Ce qu’il faut accuser ici est donc le vice propre de l’institution, l’insuffisance de l’idée. Il est prouvé désormais que cette nécessité de la misère, qui tout à l’heure nous a plongés dans la consternation, n’est point absolue ; c’est, comme dit l’école, une nécessité de contingence. Contre toute probabilité,la société souffre de cela même qui devait faire son salut. Toujours la misère est prématurée, toujours le paupérisme anticipe : à l’encontre du sauvage, à qui la disette vient par l’inertie, elle nous vient à nous par l’action, et notre travail ajoute sans cesse à notre indigence. Que les économistes, avant d’accuser la nécessité, commencent par reformer leurs routines : Medice, cura te ipsum.

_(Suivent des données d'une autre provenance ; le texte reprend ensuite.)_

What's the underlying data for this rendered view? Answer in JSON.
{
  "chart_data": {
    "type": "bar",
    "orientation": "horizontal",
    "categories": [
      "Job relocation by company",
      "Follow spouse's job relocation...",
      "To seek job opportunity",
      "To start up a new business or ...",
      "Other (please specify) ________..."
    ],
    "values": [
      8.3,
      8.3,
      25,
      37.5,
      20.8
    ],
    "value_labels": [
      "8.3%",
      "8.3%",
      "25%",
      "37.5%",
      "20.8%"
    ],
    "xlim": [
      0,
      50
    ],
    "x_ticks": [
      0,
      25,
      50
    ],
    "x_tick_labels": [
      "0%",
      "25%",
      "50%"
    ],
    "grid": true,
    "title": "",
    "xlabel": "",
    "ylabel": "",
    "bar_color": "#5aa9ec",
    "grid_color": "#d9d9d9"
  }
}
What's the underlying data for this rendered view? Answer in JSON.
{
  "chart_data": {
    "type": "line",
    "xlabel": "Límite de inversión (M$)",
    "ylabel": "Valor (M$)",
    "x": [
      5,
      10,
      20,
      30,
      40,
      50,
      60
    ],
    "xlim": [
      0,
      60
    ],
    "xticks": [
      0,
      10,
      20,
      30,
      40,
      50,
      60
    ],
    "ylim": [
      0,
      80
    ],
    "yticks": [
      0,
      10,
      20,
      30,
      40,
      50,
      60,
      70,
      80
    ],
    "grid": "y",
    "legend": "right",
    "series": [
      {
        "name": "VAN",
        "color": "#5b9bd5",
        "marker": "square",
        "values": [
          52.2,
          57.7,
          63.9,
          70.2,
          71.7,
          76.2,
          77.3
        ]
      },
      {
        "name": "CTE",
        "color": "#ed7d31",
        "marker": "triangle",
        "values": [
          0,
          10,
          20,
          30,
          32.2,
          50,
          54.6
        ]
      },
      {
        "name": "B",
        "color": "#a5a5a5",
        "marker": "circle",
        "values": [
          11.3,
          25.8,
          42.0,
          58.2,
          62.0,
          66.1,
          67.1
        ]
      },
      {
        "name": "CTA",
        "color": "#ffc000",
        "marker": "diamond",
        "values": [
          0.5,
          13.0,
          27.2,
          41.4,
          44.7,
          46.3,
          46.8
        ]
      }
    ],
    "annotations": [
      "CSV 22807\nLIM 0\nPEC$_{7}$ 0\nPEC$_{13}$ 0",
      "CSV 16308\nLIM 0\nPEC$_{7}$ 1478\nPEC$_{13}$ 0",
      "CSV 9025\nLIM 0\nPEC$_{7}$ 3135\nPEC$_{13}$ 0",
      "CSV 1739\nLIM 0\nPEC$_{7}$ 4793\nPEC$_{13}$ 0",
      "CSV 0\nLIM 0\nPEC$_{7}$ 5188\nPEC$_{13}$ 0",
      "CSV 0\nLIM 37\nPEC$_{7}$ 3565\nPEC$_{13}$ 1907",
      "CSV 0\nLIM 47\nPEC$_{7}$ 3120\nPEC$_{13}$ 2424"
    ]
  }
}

Qu’est-il besoin de continuer cette revue, et dans ce chapitre où il doit me suffire d’exprimer une conclusion générale, de faire rentrer tout mon ouvrage ? J’ai montré la société cherchant de formule en formule, d’institution en institution, cet équilibre qui lui échappe, et toujours, à chaque tentative, faisant croître en proportion égale son luxe et sa misère. Une fois parvenue à la communauté, la société se retrouve à son point de départ : l’évolution économique est accomplie, le champ de l’investigation est épuisé. L’équilibre n’ayant pu être atteint, il ne reste d’espoir que dans une solution intégrale qui, synthétisant les théories, rende au travail son efficacité, et à chacun de ses organes sa puissance. Jusque-là, le paupérisme reste aussi invinciblement attaché au travail que la misère l’est à la fainéantise, et toutes nos récriminations contre la Providence ne prouvent que notre imbécillité.